Since then, humanity has experienced many pandemics, including three serious outbreaks of influenza. But none of them were so deadly and worldwide. There is almost no place left on the Earth where people could escape under such dire consequences. But it’s worth saying that a lot of settlements in Alaska, Scandinavia, and Siberia have remained untouchable. The wilder the nature the less the spread of the coronavirus.

The death of Covid-19 is caused by a form of pneumonia that the immune system, which is weakened by the virus, cannot overcome. The same is with Ispanka, although the death rate from the coronavirus is much lower than of the Spanish flu. That is somewhere 3.4% (For comparison, from a seasonal flu it was 1%).

It is estimated that about 400 million people will be infected, representing 20% of the Earth’s population. However, the general negative tendency of the last months of  World War I did not contribute to accurate medical calculations. In addition, people then died massively from front wounds and starvation. Therefore, the estimates of the number of victims of the WW 1 pandemic fluctuate, in the range of tens of millions. The Spanish flu spread the world more slowly. It was moved not by airplanes, but by rail and by steamships. Some regions had stood their grounds for months, years, but the deadly disease came there.

However, it is believed that Spain was not the place where the epidemic began. The exact location of the first flare could not be determined. According to one version, the disease originated in China. Sounds familiar, isn’t it?

Doctors called Ispanka “the greatest medical holocaust in history.” And not only the death toll, but also the fact that many of her victims were young and healthy. The Spanish flu erupted in the world where the global war had just ended. Vital public resources were directed to military needs. The public health system was just starting to emerge.

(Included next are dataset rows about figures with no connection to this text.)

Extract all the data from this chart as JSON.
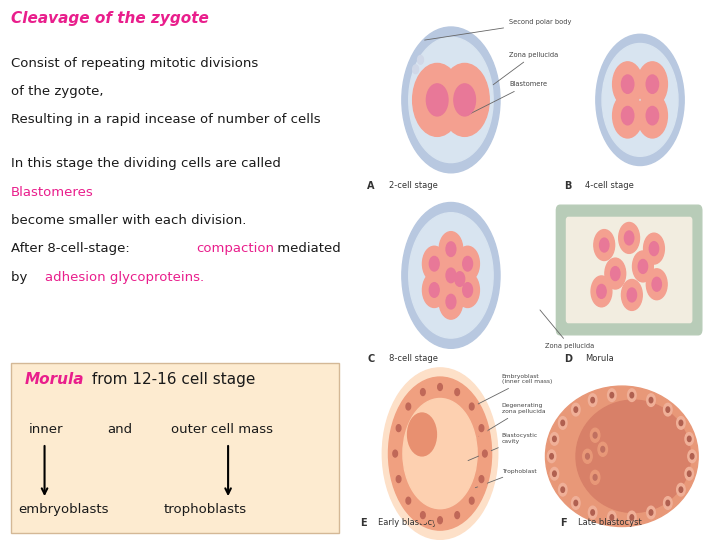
{
  "bg_left_top": "#fce8d8",
  "bg_main": "#ffffff",
  "bg_bottom_box": "#fdebd0",
  "title": "Cleavage of the zygote",
  "title_color": "#e91e8c",
  "text_color": "#1a1a1a",
  "highlight_color": "#e91e8c",
  "line1": "Consist of repeating mitotic divisions",
  "line2": "of the zygote,",
  "line3": "Resulting in a rapid incease of number of cells",
  "line4": "In this stage the dividing cells are called",
  "line5_pink": "Blastomeres",
  "line6": "become smaller with each division.",
  "line7_prefix": "After 8-cell-stage: ",
  "line7_pink": "compaction",
  "line7_suffix": " mediated",
  "line8_prefix": "by  ",
  "line8_pink": "adhesion glycoproteins.",
  "morula_pink": "Morula",
  "morula_rest": " from 12-16 cell stage",
  "inner_text": "inner",
  "and_text": "and",
  "outer_text": "outer cell mass",
  "embryoblasts_text": "embryoblasts",
  "trophoblasts_text": "trophoblasts",
  "font_size_title": 11,
  "font_size_body": 9.5,
  "font_size_morula": 11,
  "font_size_diagram": 6,
  "cell_color": "#f4a090",
  "nucleus_color": "#e87898",
  "zona_color": "#b8c8e0",
  "zona_inner_color": "#d8e4f0"
}
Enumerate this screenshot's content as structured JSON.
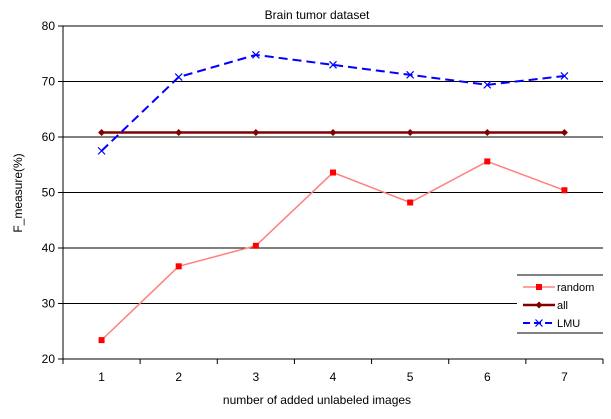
{
  "chart_data": {
    "type": "line",
    "title": "Brain tumor dataset",
    "xlabel": "number of added unlabeled images",
    "ylabel": "F_measure(%)",
    "categories": [
      "1",
      "2",
      "3",
      "4",
      "5",
      "6",
      "7"
    ],
    "ylim": [
      20,
      80
    ],
    "yticks": [
      "20",
      "30",
      "40",
      "50",
      "60",
      "70",
      "80"
    ],
    "grid": "horizontal",
    "legend_position": "bottom-right",
    "series": [
      {
        "name": "random",
        "values": [
          23.4,
          36.7,
          40.4,
          53.6,
          48.2,
          55.6,
          50.4
        ],
        "color": "#ff8080",
        "marker": "square",
        "marker_color": "#ff0000",
        "dash": "solid"
      },
      {
        "name": "all",
        "values": [
          60.8,
          60.8,
          60.8,
          60.8,
          60.8,
          60.8,
          60.8
        ],
        "color": "#800000",
        "marker": "diamond",
        "marker_color": "#800000",
        "dash": "solid"
      },
      {
        "name": "LMU",
        "values": [
          57.5,
          70.8,
          74.8,
          73.0,
          71.2,
          69.4,
          71.0
        ],
        "color": "#0000ff",
        "marker": "cross",
        "marker_color": "#0000ff",
        "dash": "dashed"
      }
    ]
  }
}
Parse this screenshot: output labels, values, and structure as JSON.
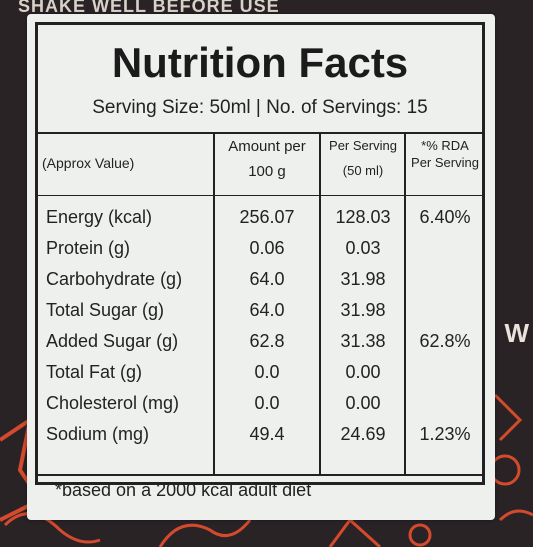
{
  "background": {
    "top_text": "SHAKE WELL BEFORE USE",
    "side_text": "W"
  },
  "label": {
    "title": "Nutrition Facts",
    "serving_line": "Serving Size: 50ml | No. of Servings: 15",
    "headers": {
      "nutrient": "(Approx Value)",
      "per100_line1": "Amount per",
      "per100_line2": "100 g",
      "perserving_line1": "Per Serving",
      "perserving_line2": "(50 ml)",
      "rda_line1": "*% RDA",
      "rda_line2": "Per Serving"
    },
    "rows": [
      {
        "name": "Energy (kcal)",
        "per100": "256.07",
        "serving": "128.03",
        "rda": "6.40%"
      },
      {
        "name": "Protein (g)",
        "per100": "0.06",
        "serving": "0.03",
        "rda": ""
      },
      {
        "name": "Carbohydrate (g)",
        "per100": "64.0",
        "serving": "31.98",
        "rda": ""
      },
      {
        "name": "Total Sugar (g)",
        "per100": "64.0",
        "serving": "31.98",
        "rda": ""
      },
      {
        "name": "Added Sugar (g)",
        "per100": "62.8",
        "serving": "31.38",
        "rda": "62.8%"
      },
      {
        "name": "Total Fat (g)",
        "per100": "0.0",
        "serving": "0.00",
        "rda": ""
      },
      {
        "name": "Cholesterol (mg)",
        "per100": "0.0",
        "serving": "0.00",
        "rda": ""
      },
      {
        "name": "Sodium (mg)",
        "per100": "49.4",
        "serving": "24.69",
        "rda": "1.23%"
      }
    ],
    "footnote": "*based on a 2000 kcal adult diet"
  },
  "colors": {
    "label_bg": "#eef0ee",
    "ink": "#222222",
    "package_bg": "#2a2326",
    "accent": "#d44a2c"
  }
}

Scientists, governments, people have realized that from now, pandemics will spread through the world faster than before. It is understood that all necessary measures are urgently needed to save human lives. Now, modern people have realized the feelings of those who passed through the outbreaks of the pandemic. From now on, everyone will appreciate human life, their loved ones, their friends; they will finally respect the surrounding nature and help it, not destroy. I really hope for that. Humanity needs such “periods”. We need such periods of rebirth and rethinking. However, it is a pity that the payment for this is our own lives.